CVE-2021-44149 : Exploit Details and Defense Strategies

An issue was discovered in Trusted Firmware OP-TEE Trusted OS through 3.15.0. The OPTEE-OS CSU driver for NXP i.MX6UL SoC devices lacks security access configuration for wakeup-related registers, resulting in TrustZone bypass because the NonSecure World can perform arbitrary memory read/write operations on Secure World memory. This involves a v cycle.

Understanding CVE-2021-44149

This CVE record highlights a vulnerability in Trusted Firmware OP-TEE Trusted OS that allows TrustZone bypass on NXP i.MX6UL SoC devices.

What is CVE-2021-44149?

The vulnerability stems from a lack of security access configuration in the OPTEE-OS CSU driver, enabling unauthorized memory access across security environments.

The Impact of CVE-2021-44149

The issue permits the NonSecure World to execute unauthorized read/write operations on Secure World memory, compromising system integrity and security.

Technical Details of CVE-2021-44149

This section delves into the technical specifics of the vulnerability.

Vulnerability Description

The vulnerability arises from the absence of security access configuration for wakeup-related registers in the OPTEE-OS CSU driver for NXP i.MX6UL SoC devices.

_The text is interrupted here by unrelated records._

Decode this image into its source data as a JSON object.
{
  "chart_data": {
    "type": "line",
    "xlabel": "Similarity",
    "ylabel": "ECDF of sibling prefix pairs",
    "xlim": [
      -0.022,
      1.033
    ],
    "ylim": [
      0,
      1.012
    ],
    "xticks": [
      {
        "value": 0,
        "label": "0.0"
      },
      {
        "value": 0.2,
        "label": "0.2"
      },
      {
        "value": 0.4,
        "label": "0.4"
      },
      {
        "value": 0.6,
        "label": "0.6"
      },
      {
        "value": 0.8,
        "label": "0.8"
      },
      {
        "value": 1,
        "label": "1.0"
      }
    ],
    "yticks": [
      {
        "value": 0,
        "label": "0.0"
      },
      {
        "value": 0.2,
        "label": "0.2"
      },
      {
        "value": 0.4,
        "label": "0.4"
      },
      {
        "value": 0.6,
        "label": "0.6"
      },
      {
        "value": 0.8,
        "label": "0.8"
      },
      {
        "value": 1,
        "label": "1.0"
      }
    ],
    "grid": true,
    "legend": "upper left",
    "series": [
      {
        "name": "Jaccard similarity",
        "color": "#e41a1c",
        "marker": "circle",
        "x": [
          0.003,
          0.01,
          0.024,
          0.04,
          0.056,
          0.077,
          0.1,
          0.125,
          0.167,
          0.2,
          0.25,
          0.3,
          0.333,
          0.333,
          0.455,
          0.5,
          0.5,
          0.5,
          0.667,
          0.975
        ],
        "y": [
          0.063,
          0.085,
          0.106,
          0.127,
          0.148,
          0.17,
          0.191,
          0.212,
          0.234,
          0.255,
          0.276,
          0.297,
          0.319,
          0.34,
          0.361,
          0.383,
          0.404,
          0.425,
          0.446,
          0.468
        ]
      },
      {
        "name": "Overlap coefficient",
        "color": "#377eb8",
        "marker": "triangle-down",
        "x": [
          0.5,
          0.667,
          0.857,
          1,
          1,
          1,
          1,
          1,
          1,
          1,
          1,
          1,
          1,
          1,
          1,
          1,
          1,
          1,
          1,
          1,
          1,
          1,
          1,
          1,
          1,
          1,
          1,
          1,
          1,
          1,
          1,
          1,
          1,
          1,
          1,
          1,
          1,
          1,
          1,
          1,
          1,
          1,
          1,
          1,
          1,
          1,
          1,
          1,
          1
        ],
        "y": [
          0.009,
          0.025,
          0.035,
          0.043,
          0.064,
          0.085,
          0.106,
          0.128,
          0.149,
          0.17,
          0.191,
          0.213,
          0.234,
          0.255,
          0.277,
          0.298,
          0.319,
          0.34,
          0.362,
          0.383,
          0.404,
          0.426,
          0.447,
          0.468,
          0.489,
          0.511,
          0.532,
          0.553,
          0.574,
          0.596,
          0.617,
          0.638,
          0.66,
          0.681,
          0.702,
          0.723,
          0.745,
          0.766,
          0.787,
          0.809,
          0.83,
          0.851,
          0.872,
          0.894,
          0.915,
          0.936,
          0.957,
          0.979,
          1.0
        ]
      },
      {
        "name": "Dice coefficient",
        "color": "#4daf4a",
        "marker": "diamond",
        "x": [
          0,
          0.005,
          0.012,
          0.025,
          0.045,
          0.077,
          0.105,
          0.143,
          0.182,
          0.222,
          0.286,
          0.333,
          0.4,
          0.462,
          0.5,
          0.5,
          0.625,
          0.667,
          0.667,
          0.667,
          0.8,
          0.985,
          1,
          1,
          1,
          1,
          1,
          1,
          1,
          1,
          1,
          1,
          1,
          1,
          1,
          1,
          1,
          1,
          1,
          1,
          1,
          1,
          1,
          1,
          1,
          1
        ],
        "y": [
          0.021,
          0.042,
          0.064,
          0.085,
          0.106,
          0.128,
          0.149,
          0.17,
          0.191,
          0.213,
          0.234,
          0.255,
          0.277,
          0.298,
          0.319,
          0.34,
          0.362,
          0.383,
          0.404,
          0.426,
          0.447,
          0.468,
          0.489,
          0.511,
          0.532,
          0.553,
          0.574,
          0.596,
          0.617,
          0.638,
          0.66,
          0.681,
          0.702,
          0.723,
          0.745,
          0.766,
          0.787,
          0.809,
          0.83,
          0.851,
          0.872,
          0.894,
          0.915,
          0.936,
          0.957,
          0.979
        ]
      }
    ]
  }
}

Affected Systems and Versions

Vulnerable versions: Trusted Firmware OP-TEE Trusted OS through 3.15.0

Exploitation Mechanism

The lack of proper security configuration allows the NonSecure World to conduct unapproved memory operations on the Secure World memory, leading to a TrustZone bypass.

Mitigation and Prevention

To address the CVE-2021-44149 vulnerability, follow these mitigation strategies.

Immediate Steps to Take

Apply vendor-supplied patches and updates promptly.
Monitor security advisories from trusted sources.

Long-Term Security Practices

Implement secure coding practices and regular security audits.
Conduct thorough security assessments of third-party components.

Patching and Updates

Ensure the NXP i.MX6UL SoC devices are updated with the latest security patches.